When I first became involved in Data Security (as it was then known), mainframes roamed the earth and the role of information systems was primarily for recording and reporting on transactions that had taken place externally from the systems, but not for the active execution of transactions themselves. The focus of security was clearly on fraud and its prevention. If records could be manipulated, it was possible for someone (in almost all cases an insider) to take money and cover his/her tracks. Most security, such as it was, was performed within applications. After-the-fact assessment and rather rudimentary control of passwords and accounts were the substance of the quotidian practice of data security.
The focus was subsequently enlarged to the prevention of misuse of data resources, which comprises fraud but also includes a variety of other objectives such as the confidentiality, integrity and availability of the information itself. Indeed, CIA became a shorthand definition of data security itself. Encryption, access control and disaster recovery were the daily tasks of information security professionals.

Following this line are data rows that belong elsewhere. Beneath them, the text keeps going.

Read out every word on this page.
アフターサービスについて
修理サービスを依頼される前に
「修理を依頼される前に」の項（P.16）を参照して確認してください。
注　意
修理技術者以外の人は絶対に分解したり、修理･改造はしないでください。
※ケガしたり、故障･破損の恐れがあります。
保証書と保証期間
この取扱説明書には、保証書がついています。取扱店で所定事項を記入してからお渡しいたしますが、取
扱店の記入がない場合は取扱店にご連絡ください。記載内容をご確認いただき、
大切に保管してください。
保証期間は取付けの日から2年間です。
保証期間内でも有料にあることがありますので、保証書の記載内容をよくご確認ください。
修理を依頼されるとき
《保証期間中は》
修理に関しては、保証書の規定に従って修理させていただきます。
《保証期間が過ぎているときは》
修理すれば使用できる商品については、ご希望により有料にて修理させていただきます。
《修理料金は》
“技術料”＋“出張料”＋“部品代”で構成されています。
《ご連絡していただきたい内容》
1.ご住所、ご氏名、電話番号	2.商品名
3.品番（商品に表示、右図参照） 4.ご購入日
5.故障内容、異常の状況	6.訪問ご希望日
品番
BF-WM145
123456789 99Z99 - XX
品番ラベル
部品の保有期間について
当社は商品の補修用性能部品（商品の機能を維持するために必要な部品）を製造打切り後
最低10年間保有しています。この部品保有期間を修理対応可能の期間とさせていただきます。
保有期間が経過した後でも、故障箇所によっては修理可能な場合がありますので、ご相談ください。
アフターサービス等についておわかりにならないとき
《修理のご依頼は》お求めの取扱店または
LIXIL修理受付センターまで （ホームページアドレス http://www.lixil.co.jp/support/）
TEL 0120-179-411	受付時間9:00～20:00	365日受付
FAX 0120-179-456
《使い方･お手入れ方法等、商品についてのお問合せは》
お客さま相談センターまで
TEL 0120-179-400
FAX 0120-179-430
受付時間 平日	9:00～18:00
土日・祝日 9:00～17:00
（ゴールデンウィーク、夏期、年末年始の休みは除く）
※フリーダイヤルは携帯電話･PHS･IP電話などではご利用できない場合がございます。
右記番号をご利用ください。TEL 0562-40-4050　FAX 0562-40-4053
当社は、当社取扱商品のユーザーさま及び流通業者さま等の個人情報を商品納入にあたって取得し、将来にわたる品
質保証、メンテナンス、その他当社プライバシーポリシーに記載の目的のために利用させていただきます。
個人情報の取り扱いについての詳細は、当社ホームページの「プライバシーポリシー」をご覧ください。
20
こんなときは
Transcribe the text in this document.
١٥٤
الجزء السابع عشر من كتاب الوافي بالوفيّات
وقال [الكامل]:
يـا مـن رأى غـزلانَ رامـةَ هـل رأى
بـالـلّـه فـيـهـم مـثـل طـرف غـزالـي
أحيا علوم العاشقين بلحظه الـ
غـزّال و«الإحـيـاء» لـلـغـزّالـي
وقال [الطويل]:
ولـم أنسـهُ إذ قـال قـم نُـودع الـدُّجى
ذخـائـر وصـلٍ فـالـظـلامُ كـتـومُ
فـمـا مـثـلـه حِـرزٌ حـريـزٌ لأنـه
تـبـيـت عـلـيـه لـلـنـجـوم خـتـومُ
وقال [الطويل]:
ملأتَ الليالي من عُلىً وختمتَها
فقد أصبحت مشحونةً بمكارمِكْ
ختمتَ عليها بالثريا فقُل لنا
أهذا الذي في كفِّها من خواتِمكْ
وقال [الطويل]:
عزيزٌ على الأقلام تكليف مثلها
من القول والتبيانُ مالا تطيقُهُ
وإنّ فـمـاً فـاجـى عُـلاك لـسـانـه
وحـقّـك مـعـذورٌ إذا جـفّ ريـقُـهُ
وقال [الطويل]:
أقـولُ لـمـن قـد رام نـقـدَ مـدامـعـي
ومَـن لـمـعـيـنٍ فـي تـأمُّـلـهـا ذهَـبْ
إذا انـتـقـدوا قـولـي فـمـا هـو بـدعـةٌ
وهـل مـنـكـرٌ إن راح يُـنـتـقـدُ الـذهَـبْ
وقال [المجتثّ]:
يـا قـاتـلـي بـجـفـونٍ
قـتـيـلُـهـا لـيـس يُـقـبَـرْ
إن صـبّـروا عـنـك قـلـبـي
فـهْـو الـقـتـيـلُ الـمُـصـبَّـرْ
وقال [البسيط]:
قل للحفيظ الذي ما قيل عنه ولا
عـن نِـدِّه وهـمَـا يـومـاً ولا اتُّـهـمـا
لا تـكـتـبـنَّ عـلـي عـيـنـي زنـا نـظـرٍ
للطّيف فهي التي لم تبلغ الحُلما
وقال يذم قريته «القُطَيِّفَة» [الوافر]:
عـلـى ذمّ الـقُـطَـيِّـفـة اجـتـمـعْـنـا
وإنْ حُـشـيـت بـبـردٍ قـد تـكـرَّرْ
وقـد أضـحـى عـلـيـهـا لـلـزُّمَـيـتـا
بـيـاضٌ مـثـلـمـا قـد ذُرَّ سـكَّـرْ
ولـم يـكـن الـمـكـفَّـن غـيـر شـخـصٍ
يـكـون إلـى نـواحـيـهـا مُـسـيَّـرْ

This perspective of information security rapidly evolved to include the missing element, i.e., the business functions that owned the information represented on computer systems as data. The term “Information Security” overtook the term “Data Security” and the focus moved to preserving the value of the information resources, which were increasingly being recognized, even by accountants, as assets of the organization. Concern for confidentiality embraced privacy; protection of integrity expanded beyond access control to include intrusion detection; and disaster recovery in the data center was enlarged to encompass continuity of the business itself.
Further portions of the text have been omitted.